3 minute read

Onda latina

Movida a reggaeton, a música produzida em outros países da região e cantada em espanhol volta a tomar o Brasil de assalto

por_ Alessandro Soler ■ de_ Madri

Advertisement
Juanes, Luis Fonsi e J Balvin: fenômenos mundiais

Juanes, Luis Fonsi e J Balvin: fenômenos mundiais

Despacito (ou devagarzinho), uma nova onda de música latina está chegando e se instalando entre os brasileiros. Não que essa fiebre seja coisa nova. A relação entre os sons produzidos no Brasil e os que criam povos vizinhos remonta a tempos imemorais — muito antes da colonização europeia —, e a musicalidade de outros países da região sempre influenciou a nossa. (Como se esquecer do bolero, que, em maior ou menor grau, marcou a trajetória de Elizeth Cardoso, Altemar Dutra, Dalva de Oliveira, Nelson Gonçalves e Chico Buarque?).

Mas veio a segunda metade do século 20, consolidou-se uma óbvia hegemonia rítmica nacional nas rádios — e TVs e web —, e virou coisa rara ouvir, pelo menos em ampla difusão, os sons latinos contemporâneos. Se Julio Iglesias precisou cantar em português para “pegar” no Brasil, Rick Martin, Shakira e alguns outros abriram passo ao castelhano. Aí bastou juntar a explosão da música latina nos Estados Unidos com a cultura de massa globalizada que, ¡zas!, estava pavimentado o caminho de nomes como Luis Fonsi (de Porto Rico, autor do avassalador “Despacito”), Juanes (Colômbia), Maluma (Colômbia), J Balvin (Colômbia) — os dois últimos, parceiros de Anitta em canções com as quais a carioca vai batalhando seu próprio salto internacional.

A coisa, em geral, funciona mais ou menos assim: adicione reggae, salsa e algum som local a uma base eletrônica e você terá o reggaeton, a explosiva mistura de sotaque caribenho que move os bailes — ou pachangas — em diversos países da região e até na Europa. Na Espanha, por exemplo, pachangueo, o ato de ir às pachangas, já virou quase sinônimo de festa.
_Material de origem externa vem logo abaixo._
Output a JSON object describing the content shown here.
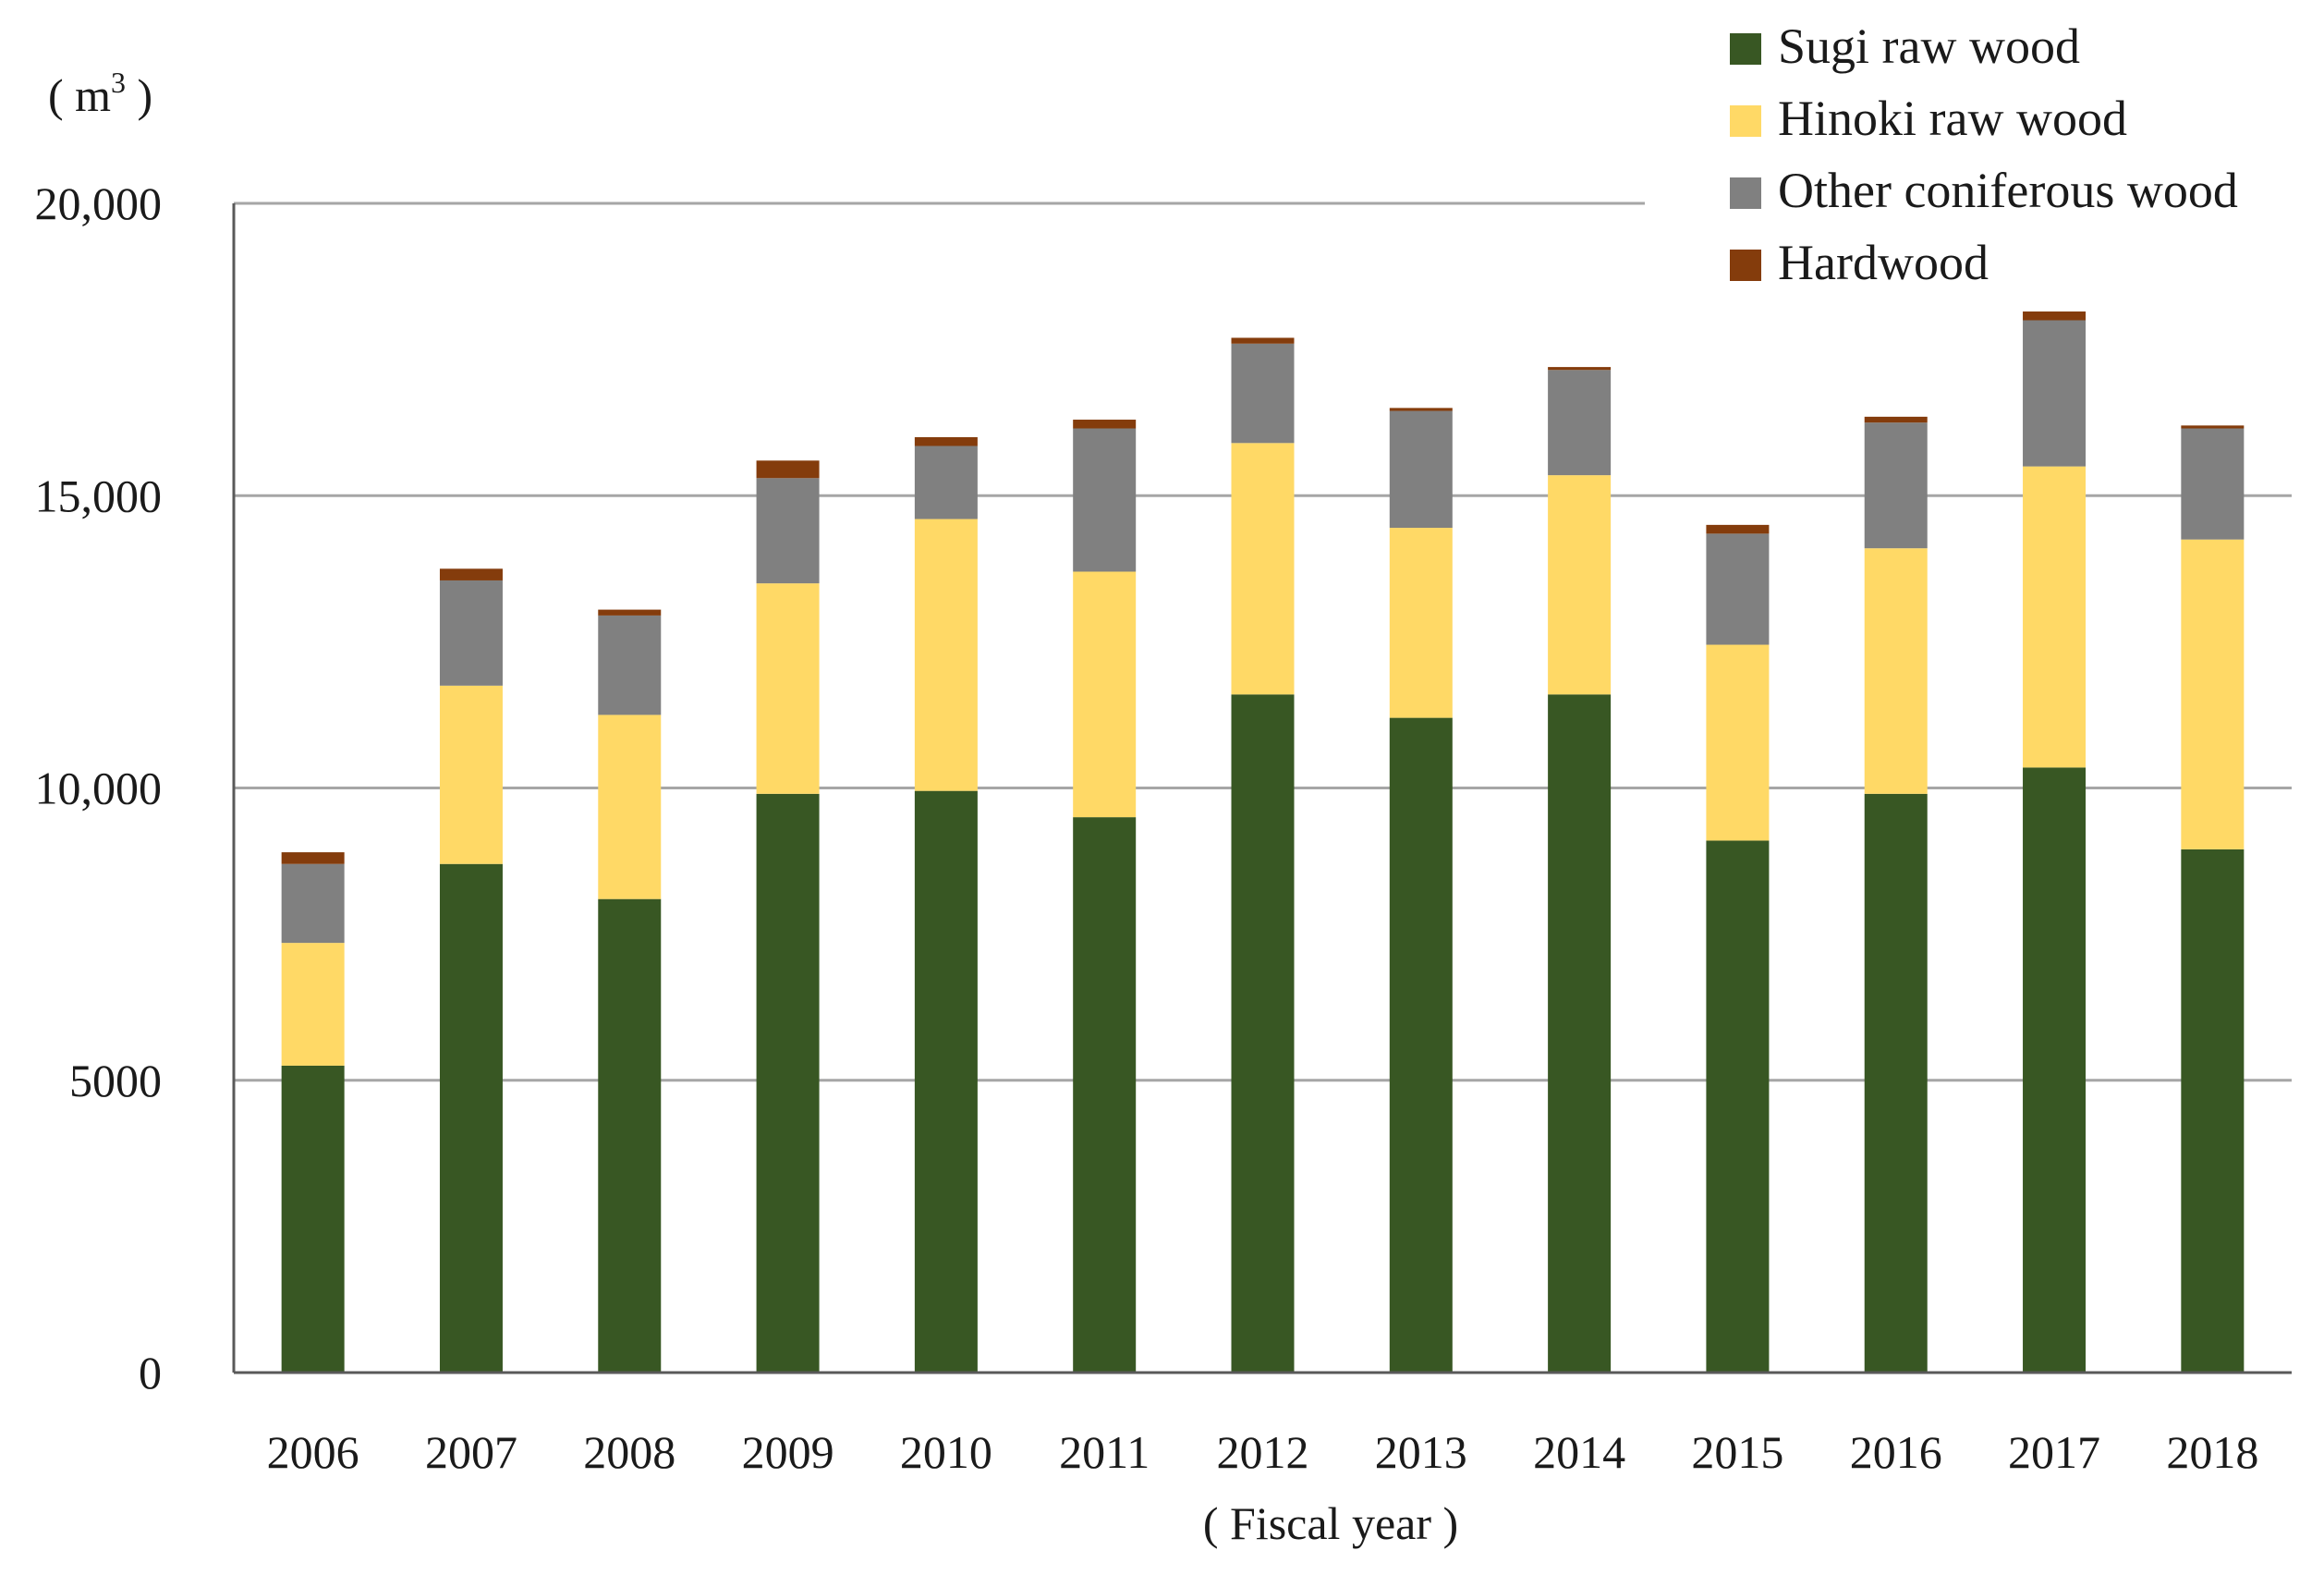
{
  "chart_data": {
    "type": "bar",
    "stacked": true,
    "title": "",
    "xlabel": "( Fiscal year )",
    "ylabel_main": "( m",
    "ylabel_sup": "3",
    "ylabel_close": " )",
    "ylim": [
      0,
      20000
    ],
    "yticks": [
      0,
      5000,
      10000,
      15000,
      20000
    ],
    "ytick_labels": [
      "0",
      "5000",
      "10,000",
      "15,000",
      "20,000"
    ],
    "grid": true,
    "legend_position": "top-right",
    "categories": [
      "2006",
      "2007",
      "2008",
      "2009",
      "2010",
      "2011",
      "2012",
      "2013",
      "2014",
      "2015",
      "2016",
      "2017",
      "2018"
    ],
    "series": [
      {
        "name": "Sugi raw wood",
        "color": "#385723",
        "values": [
          5250,
          8700,
          8100,
          9900,
          9950,
          9500,
          11600,
          11200,
          11600,
          9100,
          9900,
          10350,
          8950
        ]
      },
      {
        "name": "Hinoki raw wood",
        "color": "#FFD966",
        "values": [
          2100,
          3050,
          3150,
          3600,
          4650,
          4200,
          4300,
          3250,
          3750,
          3350,
          4200,
          5150,
          5300
        ]
      },
      {
        "name": "Other coniferous wood",
        "color": "#808080",
        "values": [
          1350,
          1800,
          1700,
          1800,
          1250,
          2450,
          1700,
          2000,
          1800,
          1900,
          2150,
          2500,
          1900
        ]
      },
      {
        "name": "Hardwood",
        "color": "#843C0C",
        "values": [
          200,
          200,
          100,
          300,
          150,
          150,
          100,
          50,
          50,
          150,
          100,
          150,
          50
        ]
      }
    ]
  }
}
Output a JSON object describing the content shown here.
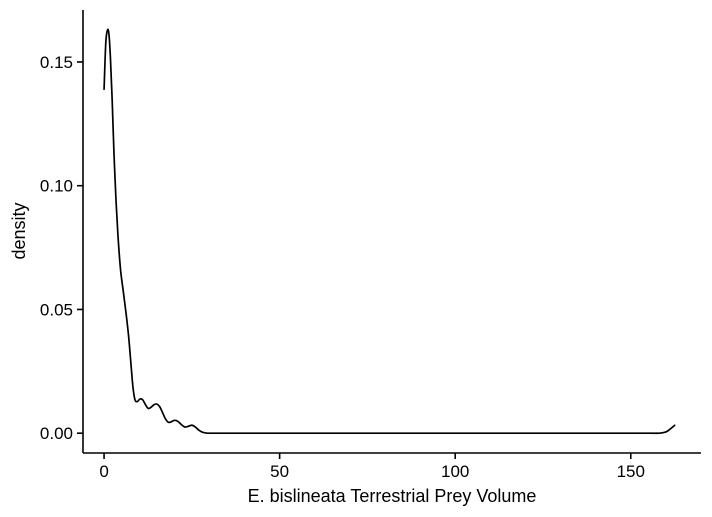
{
  "chart_data": {
    "type": "line",
    "title": "",
    "xlabel": "E. bislineata Terrestrial Prey Volume",
    "ylabel": "density",
    "xlim": [
      -6,
      170
    ],
    "ylim": [
      -0.008,
      0.171
    ],
    "x_ticks": [
      0,
      50,
      100,
      150
    ],
    "x_tick_labels": [
      "0",
      "50",
      "100",
      "150"
    ],
    "y_ticks": [
      0.0,
      0.05,
      0.1,
      0.15
    ],
    "y_tick_labels": [
      "0.00",
      "0.05",
      "0.10",
      "0.15"
    ],
    "grid": false,
    "legend": "none",
    "line_color": "#000000",
    "series": [
      {
        "x": [
          0.0,
          0.5,
          1.0,
          1.4,
          1.8,
          2.3,
          2.8,
          3.4,
          4.0,
          4.7,
          5.5,
          6.3,
          7.0,
          7.6,
          8.2,
          8.8,
          9.5,
          10.2,
          11.0,
          11.8,
          12.6,
          13.4,
          14.2,
          15.0,
          15.8,
          16.6,
          17.4,
          18.2,
          19.0,
          20.0,
          21.0,
          22.0,
          23.0,
          24.0,
          25.0,
          26.0,
          27.0,
          28.0,
          29.0,
          30.0,
          35.0,
          50.0,
          80.0,
          110.0,
          140.0,
          155.0,
          158.0,
          159.5,
          160.5,
          161.5,
          162.5
        ],
        "y": [
          0.139,
          0.158,
          0.163,
          0.161,
          0.152,
          0.135,
          0.114,
          0.094,
          0.079,
          0.066,
          0.057,
          0.048,
          0.039,
          0.029,
          0.019,
          0.0135,
          0.0128,
          0.0138,
          0.0135,
          0.0115,
          0.01,
          0.0105,
          0.0115,
          0.0118,
          0.0108,
          0.0085,
          0.006,
          0.0045,
          0.0045,
          0.0052,
          0.0048,
          0.0035,
          0.0025,
          0.0028,
          0.0032,
          0.0025,
          0.0012,
          0.0004,
          0.0001,
          0.0,
          0.0,
          0.0,
          0.0,
          0.0,
          0.0,
          0.0,
          0.0,
          0.0003,
          0.0009,
          0.002,
          0.0032
        ]
      }
    ]
  }
}
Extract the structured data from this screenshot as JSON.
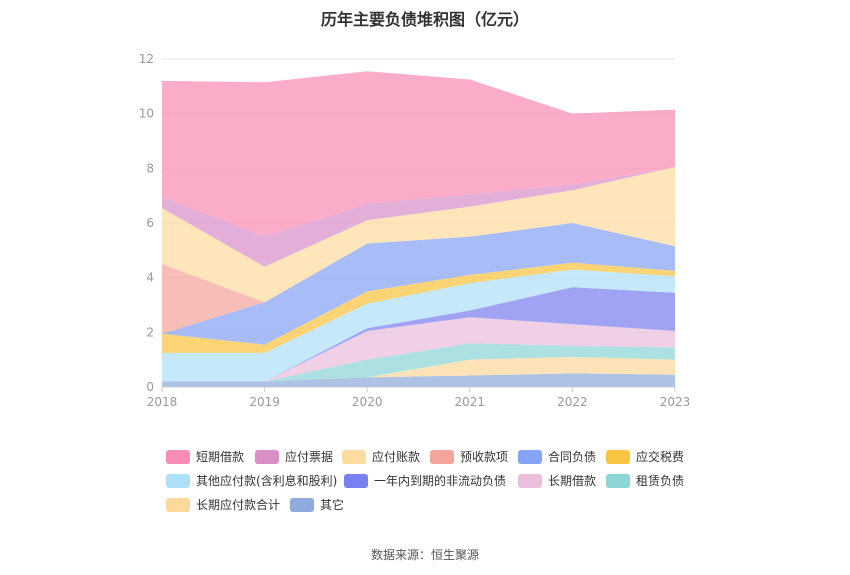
{
  "source_label": "数据来源：恒生聚源",
  "chart_data": {
    "type": "area",
    "stacked": true,
    "title": "历年主要负债堆积图（亿元）",
    "x": [
      "2018",
      "2019",
      "2020",
      "2021",
      "2022",
      "2023"
    ],
    "ylim": [
      0,
      12
    ],
    "yticks": [
      "0",
      "2",
      "4",
      "6",
      "8",
      "10",
      "12"
    ],
    "grid": true,
    "legend_position": "bottom",
    "series": [
      {
        "name": "其它",
        "color": "#8faadc",
        "values": [
          0.2,
          0.2,
          0.35,
          0.42,
          0.5,
          0.45
        ]
      },
      {
        "name": "长期应付款合计",
        "color": "#ffd89c",
        "values": [
          0.0,
          0.0,
          0.0,
          0.58,
          0.6,
          0.55
        ]
      },
      {
        "name": "租赁负债",
        "color": "#8ed6d6",
        "values": [
          0.0,
          0.0,
          0.65,
          0.6,
          0.4,
          0.45
        ]
      },
      {
        "name": "长期借款",
        "color": "#eabedd",
        "values": [
          0.0,
          0.0,
          1.05,
          0.95,
          0.8,
          0.6
        ]
      },
      {
        "name": "一年内到期的非流动负债",
        "color": "#7b80f0",
        "values": [
          0.0,
          0.0,
          0.1,
          0.25,
          1.35,
          1.4
        ]
      },
      {
        "name": "其他应付款(含利息和股利)",
        "color": "#aee0f8",
        "values": [
          1.05,
          1.05,
          0.9,
          1.0,
          0.65,
          0.6
        ]
      },
      {
        "name": "应交税费",
        "color": "#f9c440",
        "values": [
          0.7,
          0.3,
          0.45,
          0.3,
          0.25,
          0.2
        ]
      },
      {
        "name": "合同负债",
        "color": "#86a3f5",
        "values": [
          0.0,
          1.55,
          1.75,
          1.4,
          1.45,
          0.9
        ]
      },
      {
        "name": "预收款项",
        "color": "#f4a59b",
        "values": [
          2.55,
          0.0,
          0.0,
          0.0,
          0.0,
          0.0
        ]
      },
      {
        "name": "应付账款",
        "color": "#fddca0",
        "values": [
          2.05,
          1.3,
          0.85,
          1.1,
          1.2,
          2.9
        ]
      },
      {
        "name": "应付票据",
        "color": "#d88fc8",
        "values": [
          0.4,
          1.1,
          0.6,
          0.45,
          0.2,
          0.0
        ]
      },
      {
        "name": "短期借款",
        "color": "#f98cb3",
        "values": [
          4.25,
          5.65,
          4.85,
          4.2,
          2.6,
          2.1
        ]
      }
    ],
    "legend_order": [
      "短期借款",
      "应付票据",
      "应付账款",
      "预收款项",
      "合同负债",
      "应交税费",
      "其他应付款(含利息和股利)",
      "一年内到期的非流动负债",
      "长期借款",
      "租赁负债",
      "长期应付款合计",
      "其它"
    ]
  }
}
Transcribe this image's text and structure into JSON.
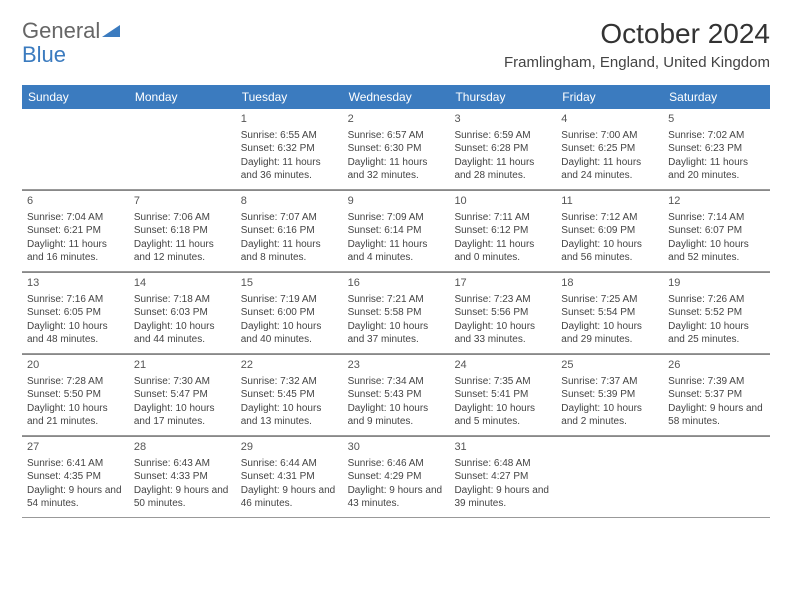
{
  "brand": {
    "part1": "General",
    "part2": "Blue"
  },
  "title": "October 2024",
  "location": "Framlingham, England, United Kingdom",
  "colors": {
    "header_bg": "#3b7bbf",
    "header_text": "#ffffff",
    "rule": "#888888",
    "text": "#444444"
  },
  "weekdays": [
    "Sunday",
    "Monday",
    "Tuesday",
    "Wednesday",
    "Thursday",
    "Friday",
    "Saturday"
  ],
  "weeks": [
    [
      {
        "n": "",
        "lines": []
      },
      {
        "n": "",
        "lines": []
      },
      {
        "n": "1",
        "lines": [
          "Sunrise: 6:55 AM",
          "Sunset: 6:32 PM",
          "Daylight: 11 hours and 36 minutes."
        ]
      },
      {
        "n": "2",
        "lines": [
          "Sunrise: 6:57 AM",
          "Sunset: 6:30 PM",
          "Daylight: 11 hours and 32 minutes."
        ]
      },
      {
        "n": "3",
        "lines": [
          "Sunrise: 6:59 AM",
          "Sunset: 6:28 PM",
          "Daylight: 11 hours and 28 minutes."
        ]
      },
      {
        "n": "4",
        "lines": [
          "Sunrise: 7:00 AM",
          "Sunset: 6:25 PM",
          "Daylight: 11 hours and 24 minutes."
        ]
      },
      {
        "n": "5",
        "lines": [
          "Sunrise: 7:02 AM",
          "Sunset: 6:23 PM",
          "Daylight: 11 hours and 20 minutes."
        ]
      }
    ],
    [
      {
        "n": "6",
        "lines": [
          "Sunrise: 7:04 AM",
          "Sunset: 6:21 PM",
          "Daylight: 11 hours and 16 minutes."
        ]
      },
      {
        "n": "7",
        "lines": [
          "Sunrise: 7:06 AM",
          "Sunset: 6:18 PM",
          "Daylight: 11 hours and 12 minutes."
        ]
      },
      {
        "n": "8",
        "lines": [
          "Sunrise: 7:07 AM",
          "Sunset: 6:16 PM",
          "Daylight: 11 hours and 8 minutes."
        ]
      },
      {
        "n": "9",
        "lines": [
          "Sunrise: 7:09 AM",
          "Sunset: 6:14 PM",
          "Daylight: 11 hours and 4 minutes."
        ]
      },
      {
        "n": "10",
        "lines": [
          "Sunrise: 7:11 AM",
          "Sunset: 6:12 PM",
          "Daylight: 11 hours and 0 minutes."
        ]
      },
      {
        "n": "11",
        "lines": [
          "Sunrise: 7:12 AM",
          "Sunset: 6:09 PM",
          "Daylight: 10 hours and 56 minutes."
        ]
      },
      {
        "n": "12",
        "lines": [
          "Sunrise: 7:14 AM",
          "Sunset: 6:07 PM",
          "Daylight: 10 hours and 52 minutes."
        ]
      }
    ],
    [
      {
        "n": "13",
        "lines": [
          "Sunrise: 7:16 AM",
          "Sunset: 6:05 PM",
          "Daylight: 10 hours and 48 minutes."
        ]
      },
      {
        "n": "14",
        "lines": [
          "Sunrise: 7:18 AM",
          "Sunset: 6:03 PM",
          "Daylight: 10 hours and 44 minutes."
        ]
      },
      {
        "n": "15",
        "lines": [
          "Sunrise: 7:19 AM",
          "Sunset: 6:00 PM",
          "Daylight: 10 hours and 40 minutes."
        ]
      },
      {
        "n": "16",
        "lines": [
          "Sunrise: 7:21 AM",
          "Sunset: 5:58 PM",
          "Daylight: 10 hours and 37 minutes."
        ]
      },
      {
        "n": "17",
        "lines": [
          "Sunrise: 7:23 AM",
          "Sunset: 5:56 PM",
          "Daylight: 10 hours and 33 minutes."
        ]
      },
      {
        "n": "18",
        "lines": [
          "Sunrise: 7:25 AM",
          "Sunset: 5:54 PM",
          "Daylight: 10 hours and 29 minutes."
        ]
      },
      {
        "n": "19",
        "lines": [
          "Sunrise: 7:26 AM",
          "Sunset: 5:52 PM",
          "Daylight: 10 hours and 25 minutes."
        ]
      }
    ],
    [
      {
        "n": "20",
        "lines": [
          "Sunrise: 7:28 AM",
          "Sunset: 5:50 PM",
          "Daylight: 10 hours and 21 minutes."
        ]
      },
      {
        "n": "21",
        "lines": [
          "Sunrise: 7:30 AM",
          "Sunset: 5:47 PM",
          "Daylight: 10 hours and 17 minutes."
        ]
      },
      {
        "n": "22",
        "lines": [
          "Sunrise: 7:32 AM",
          "Sunset: 5:45 PM",
          "Daylight: 10 hours and 13 minutes."
        ]
      },
      {
        "n": "23",
        "lines": [
          "Sunrise: 7:34 AM",
          "Sunset: 5:43 PM",
          "Daylight: 10 hours and 9 minutes."
        ]
      },
      {
        "n": "24",
        "lines": [
          "Sunrise: 7:35 AM",
          "Sunset: 5:41 PM",
          "Daylight: 10 hours and 5 minutes."
        ]
      },
      {
        "n": "25",
        "lines": [
          "Sunrise: 7:37 AM",
          "Sunset: 5:39 PM",
          "Daylight: 10 hours and 2 minutes."
        ]
      },
      {
        "n": "26",
        "lines": [
          "Sunrise: 7:39 AM",
          "Sunset: 5:37 PM",
          "Daylight: 9 hours and 58 minutes."
        ]
      }
    ],
    [
      {
        "n": "27",
        "lines": [
          "Sunrise: 6:41 AM",
          "Sunset: 4:35 PM",
          "Daylight: 9 hours and 54 minutes."
        ]
      },
      {
        "n": "28",
        "lines": [
          "Sunrise: 6:43 AM",
          "Sunset: 4:33 PM",
          "Daylight: 9 hours and 50 minutes."
        ]
      },
      {
        "n": "29",
        "lines": [
          "Sunrise: 6:44 AM",
          "Sunset: 4:31 PM",
          "Daylight: 9 hours and 46 minutes."
        ]
      },
      {
        "n": "30",
        "lines": [
          "Sunrise: 6:46 AM",
          "Sunset: 4:29 PM",
          "Daylight: 9 hours and 43 minutes."
        ]
      },
      {
        "n": "31",
        "lines": [
          "Sunrise: 6:48 AM",
          "Sunset: 4:27 PM",
          "Daylight: 9 hours and 39 minutes."
        ]
      },
      {
        "n": "",
        "lines": []
      },
      {
        "n": "",
        "lines": []
      }
    ]
  ]
}
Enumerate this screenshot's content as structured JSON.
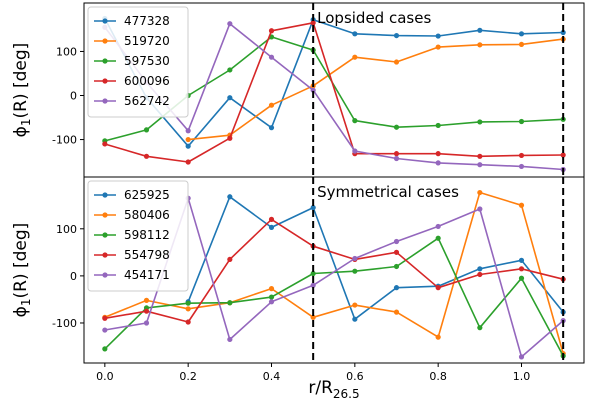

Por aqui, a mistura com ritmos locais é a chave que abre as portas. Assim descreve a cena Walter Kolm, dono da WK Entertainment, um dos principais escritórios de representação da música latina nos Estados Unidos e empresário de Maluma e do também colombiano Carlos Vives. “As plataformas de streaming de música e vídeo ajudaram a globalizar a música como nunca antes. E as colaborações entre artistas abriram fronteiras de países difíceis de entrar, como o Brasil. O exemplo perfeito é o Maluma, com suas colaborações com Anitta e, mais recentemente, Nego do Borel. O tema ‘Corazón’ domina as paradas e se mantém em primeiro em rádios globais”, ele descreve. “As colaborações garantiram espaço ao Maluma e participação como headliner em festivais brasileiros como VillaMix. Mas o que realmente importa é ter boa música para mostrar. Assim fica mais fácil entrar.”

Maluma e Anitta: parceria com estrela local para entrar num mercado “difícil”

Maluma e Anitta: parceria com estrela local para entrar num mercado “difícil”

Ney: “O Brasil é de costas para a América Latina”

Um observador agudo da nossa música, e intérprete de inesquecíveis canções em espanhol, entre elas uma bela versão de “Vereda Tropical”, do mexicano Gonzalo Curiel, crê que as pontes que a internet pode estender têm alcance limitado. É Ney Matogrosso, que resumiu a questão em entrevista ao portal Calle2: “Quando eu era criança e vim morar no Rio, se ouviam nas estações de rádio músicas do mundo inteiro. Música francesa, portuguesa, espanhola, argentina. Aí nós perdemos o contato. O Brasil é de costas para a América Latina e anseia pela América do Norte. Eu acho isso uma chatice.” Ele não está só. Apesar do alcance ainda limitado da música latina — se comparada aos hits em inglês e ao nosso próprio mainstream verde-amarelo —, um número crescente de pessoas que tem se balançado em pachangueos país afora mostra que esse jogo pode estar mudando.